View Full Version : VELOUR paper horror story!
05-01-2002, 11:46 AM
Do you have experience working with velour paper? If so, what am I missing here?!
I inherited several sheets of velour paper (not sure of the brand name, as nothing is written on the back.)
My day-long painting on this velour paper taught me that hard pastels are a no-go. They merely scar the paper and don't lay down any color whatsoever. Same (really worse) with pastel pencils. Only the very softest pastels make a mark.
Hours and hours later . . . I took my finished pastel painting outside to tap the back of the paper to dislodge any loose pastel particles, and ....
....... almost the entire painting fell off at my feet in a pile of dirty pastel dust!
What did I do wrong?
05-01-2002, 04:19 PM
OMG!!!! I have never used velour paper, but have seen it at the art store. Based on your horror story....I'll be staying away from that. Sorry to hear about the mess :(
05-02-2002, 01:45 AM
I have never heard of velour paper but have tried a few small pieces of suede mat. It was so completely different to use. I really liked how dense the color went on but couldn't get any sharp lines with my soft pastels. I have friends who use it exclusively. I'm too new at this to know what I prefer. But I have another portrait planned that I will try on suede mat. I will keep you posted.
05-02-2002, 02:41 AM
Hi there. I have yet to try the velour paper, but have managed to find a supply source in NZ, and have ordered some.
I visited a guy's site who paints pastel portraits exclusively on velour. He may be able to help you if you email him. He seems very approachable after I had a query to him.
Here is his site...
Give him a tinkle and see how you get on.
05-02-2002, 03:11 AM
I have used velour paper a couple times for some seascapes using acrylic paint. This was some time ago. But from what I remember of the texture it is a velvet. It has a nap and is mostly used for stencil and paint work.

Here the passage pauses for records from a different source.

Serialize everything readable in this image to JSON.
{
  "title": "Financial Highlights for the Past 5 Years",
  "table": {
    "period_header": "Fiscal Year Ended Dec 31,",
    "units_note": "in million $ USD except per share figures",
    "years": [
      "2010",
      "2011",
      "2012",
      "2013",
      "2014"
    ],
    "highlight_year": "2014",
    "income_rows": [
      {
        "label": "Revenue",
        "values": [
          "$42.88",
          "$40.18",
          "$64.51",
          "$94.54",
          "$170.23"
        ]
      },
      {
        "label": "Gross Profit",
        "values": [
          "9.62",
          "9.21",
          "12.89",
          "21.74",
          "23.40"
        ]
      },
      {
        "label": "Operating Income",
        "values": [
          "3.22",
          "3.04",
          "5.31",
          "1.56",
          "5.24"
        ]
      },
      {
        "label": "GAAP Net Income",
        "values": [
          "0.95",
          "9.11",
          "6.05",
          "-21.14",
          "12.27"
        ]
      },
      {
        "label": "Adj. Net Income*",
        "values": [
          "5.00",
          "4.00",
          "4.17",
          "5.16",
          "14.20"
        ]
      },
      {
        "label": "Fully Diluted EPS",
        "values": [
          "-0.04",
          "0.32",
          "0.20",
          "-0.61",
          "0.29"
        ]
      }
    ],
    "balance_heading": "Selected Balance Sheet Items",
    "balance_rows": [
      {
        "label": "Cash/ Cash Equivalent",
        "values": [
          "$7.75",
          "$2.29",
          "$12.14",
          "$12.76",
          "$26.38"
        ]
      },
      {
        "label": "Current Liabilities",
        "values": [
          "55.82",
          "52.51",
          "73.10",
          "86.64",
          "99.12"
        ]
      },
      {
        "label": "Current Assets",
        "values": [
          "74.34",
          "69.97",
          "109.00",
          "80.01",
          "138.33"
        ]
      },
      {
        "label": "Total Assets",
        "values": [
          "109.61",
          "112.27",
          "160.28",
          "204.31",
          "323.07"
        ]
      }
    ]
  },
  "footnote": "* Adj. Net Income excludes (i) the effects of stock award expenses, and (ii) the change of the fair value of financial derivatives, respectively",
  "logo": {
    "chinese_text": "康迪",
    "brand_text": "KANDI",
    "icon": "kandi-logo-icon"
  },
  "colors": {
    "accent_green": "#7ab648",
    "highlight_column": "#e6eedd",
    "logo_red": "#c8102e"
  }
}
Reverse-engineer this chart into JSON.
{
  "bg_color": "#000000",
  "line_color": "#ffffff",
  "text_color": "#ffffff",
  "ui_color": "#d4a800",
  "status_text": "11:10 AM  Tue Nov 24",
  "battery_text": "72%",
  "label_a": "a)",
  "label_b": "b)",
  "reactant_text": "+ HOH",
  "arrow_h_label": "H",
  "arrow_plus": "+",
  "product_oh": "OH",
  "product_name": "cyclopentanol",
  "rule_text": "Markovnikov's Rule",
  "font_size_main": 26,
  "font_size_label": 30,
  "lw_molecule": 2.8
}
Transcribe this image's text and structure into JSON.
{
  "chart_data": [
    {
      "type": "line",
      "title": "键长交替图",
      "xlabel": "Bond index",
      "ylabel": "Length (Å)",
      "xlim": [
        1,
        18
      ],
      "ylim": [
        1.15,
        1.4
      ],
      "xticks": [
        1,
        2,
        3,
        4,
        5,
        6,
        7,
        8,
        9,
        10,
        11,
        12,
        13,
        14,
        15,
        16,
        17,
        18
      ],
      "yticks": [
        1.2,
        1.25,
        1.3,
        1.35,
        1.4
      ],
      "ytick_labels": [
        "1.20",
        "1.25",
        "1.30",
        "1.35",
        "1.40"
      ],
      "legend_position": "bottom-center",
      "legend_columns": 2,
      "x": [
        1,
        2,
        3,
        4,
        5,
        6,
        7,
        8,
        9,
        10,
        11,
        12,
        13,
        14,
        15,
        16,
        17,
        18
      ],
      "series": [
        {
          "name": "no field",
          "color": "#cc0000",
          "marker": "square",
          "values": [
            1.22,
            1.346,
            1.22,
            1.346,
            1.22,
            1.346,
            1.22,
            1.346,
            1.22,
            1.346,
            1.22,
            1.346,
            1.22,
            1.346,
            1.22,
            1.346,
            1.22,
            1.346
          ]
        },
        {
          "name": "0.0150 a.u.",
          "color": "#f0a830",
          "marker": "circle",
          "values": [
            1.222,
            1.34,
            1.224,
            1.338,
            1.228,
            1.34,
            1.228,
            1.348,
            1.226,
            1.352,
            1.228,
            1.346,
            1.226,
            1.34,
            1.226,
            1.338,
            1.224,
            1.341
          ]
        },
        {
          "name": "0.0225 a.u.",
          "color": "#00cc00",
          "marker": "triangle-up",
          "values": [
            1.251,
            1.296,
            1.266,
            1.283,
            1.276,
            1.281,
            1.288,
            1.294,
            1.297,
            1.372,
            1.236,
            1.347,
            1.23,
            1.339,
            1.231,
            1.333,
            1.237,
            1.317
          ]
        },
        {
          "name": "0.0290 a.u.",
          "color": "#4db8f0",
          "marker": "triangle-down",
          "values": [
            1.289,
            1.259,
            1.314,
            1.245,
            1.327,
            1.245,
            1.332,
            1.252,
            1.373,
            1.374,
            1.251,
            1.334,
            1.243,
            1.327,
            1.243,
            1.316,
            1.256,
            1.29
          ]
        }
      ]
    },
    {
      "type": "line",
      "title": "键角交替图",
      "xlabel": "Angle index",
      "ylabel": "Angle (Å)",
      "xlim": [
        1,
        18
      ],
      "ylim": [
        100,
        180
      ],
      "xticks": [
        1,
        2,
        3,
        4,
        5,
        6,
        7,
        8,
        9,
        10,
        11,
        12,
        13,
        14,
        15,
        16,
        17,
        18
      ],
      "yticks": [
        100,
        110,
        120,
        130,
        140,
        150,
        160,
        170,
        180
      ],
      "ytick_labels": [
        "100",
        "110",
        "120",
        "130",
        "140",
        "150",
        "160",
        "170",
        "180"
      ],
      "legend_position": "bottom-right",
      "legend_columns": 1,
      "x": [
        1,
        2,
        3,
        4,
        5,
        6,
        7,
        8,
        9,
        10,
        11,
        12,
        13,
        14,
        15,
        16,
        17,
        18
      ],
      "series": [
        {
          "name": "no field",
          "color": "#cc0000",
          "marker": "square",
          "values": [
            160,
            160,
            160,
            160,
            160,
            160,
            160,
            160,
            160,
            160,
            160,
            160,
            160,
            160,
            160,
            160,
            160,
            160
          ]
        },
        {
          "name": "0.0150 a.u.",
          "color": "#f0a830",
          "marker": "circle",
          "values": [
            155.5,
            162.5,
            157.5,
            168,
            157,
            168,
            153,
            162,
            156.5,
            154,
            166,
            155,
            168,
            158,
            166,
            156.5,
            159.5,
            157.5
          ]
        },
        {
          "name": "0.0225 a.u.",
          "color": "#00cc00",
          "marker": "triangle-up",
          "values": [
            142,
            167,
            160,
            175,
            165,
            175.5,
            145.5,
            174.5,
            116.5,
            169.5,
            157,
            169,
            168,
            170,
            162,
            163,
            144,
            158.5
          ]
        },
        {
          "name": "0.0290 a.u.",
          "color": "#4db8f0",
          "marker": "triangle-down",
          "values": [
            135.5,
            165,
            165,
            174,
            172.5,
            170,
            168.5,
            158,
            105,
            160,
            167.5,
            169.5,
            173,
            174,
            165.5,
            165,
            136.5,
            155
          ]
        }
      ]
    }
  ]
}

My guess would be that the nap surface is too loose to hold soft pastel. It just does'nt have the same texture as a good pastel paper. Soft pastel is almost ground into the tighter tooth or grain of a paper, some artists prepare a stiff board by coating it with an abrasive such as pumice as a work surface, but velour is more like a cloth. It's abrasive enough to allow the pastel to rub off, but not tight enough to hold it.
I have no idea whether oil pastels would work. I would think that the velour surface may tend to get gummed-up if too much blending is done.
But, you never know until you try. Perhaps you can find a way to make soft pastels and velour work. Maybe some surface preparation of some sort.
Good luck. Don't get discouraged.
05-02-2002, 04:17 AM
I stand corrected.
I've looked at Carols link for the velour portrait artist. Very impressive. It seems someone has already figured out how to use velour successfully.
I have noticed that he makes his own custom pastel sticks because the average pastel color choices and hardness were not quite suitable for velour work. Although it seems he does recommend Sennelier and Schminke pastels if you can't make your own.
I'm still not quite sure of his method, but the results are amazing
If you go to his How To section you can read more about his technique.
Although I've used velour quite a bit in the past, I use suede mat board instead now.
Few tips for velour -- some you've figured out already from just trying it :)
1) Use soft pastels only -- however, please note:
Even some Sennelier will scratch instead of color the surface. The best I've found are (in order of softness and best application):
b) Terry Ludwig
e) Winsor & Newton (some colors will scratch)
f) Rembrandt (there's not many that WON'T scratch)
g) Nupastel and anything else considered "hard"
h) Sennelier. They tend to be overtly gritty and that plays havoc with velour.
If it's not on the above list and is considered a soft pastel, then I haven't tried it on velour.
2) Don't knock your painting when you are done. Instead, VERY CAREFULLY use a can of compressed air at a respectable distance and lightly blow off any loose and excess dust. Good luck! :)
3) The best velour that I've used is the stuff I've purchased from Art Supply Warehouse (http://www.aswexpress.com). IMHO it's better than Hahnemühle and doesn't shed fibers near as much. The worst I've used was the National Velour stuff I bought from MisterArt.com
You CAN produce some great stuff on velour. It's a pita to frame, however.
Here's one of my velour pieces, a study of Froud's "Greenwoman":
Yes, you CAN get very detailed and produce fine lines on velour. Use thin pastels (such as Rowney) or sharpen your soft pastels to points.
Best Tip for Velour:
Use suede mat board instead :)
Here's one of my suede pieces, A' Cumail Faire Oirnn:
Pastel on suede doesn't fall off. You can knock it if you want. I've used Nupastel in places on the above. Carefully, mind you, but it's there :)
Hope this help some. If you have any more questions, please feel free to ask!
05-06-2002, 12:06 PM
Thank you very much, Roan, for your thorough explanation of painting with pastels on velour, and which pastels do and do not work.
I appreciate your sharing your vast knowledge in this area.
I think - given your comments, and what I learned from my experience - that I will avoid velour and stick with Kitty Wallis paper, which is a joy and a delight.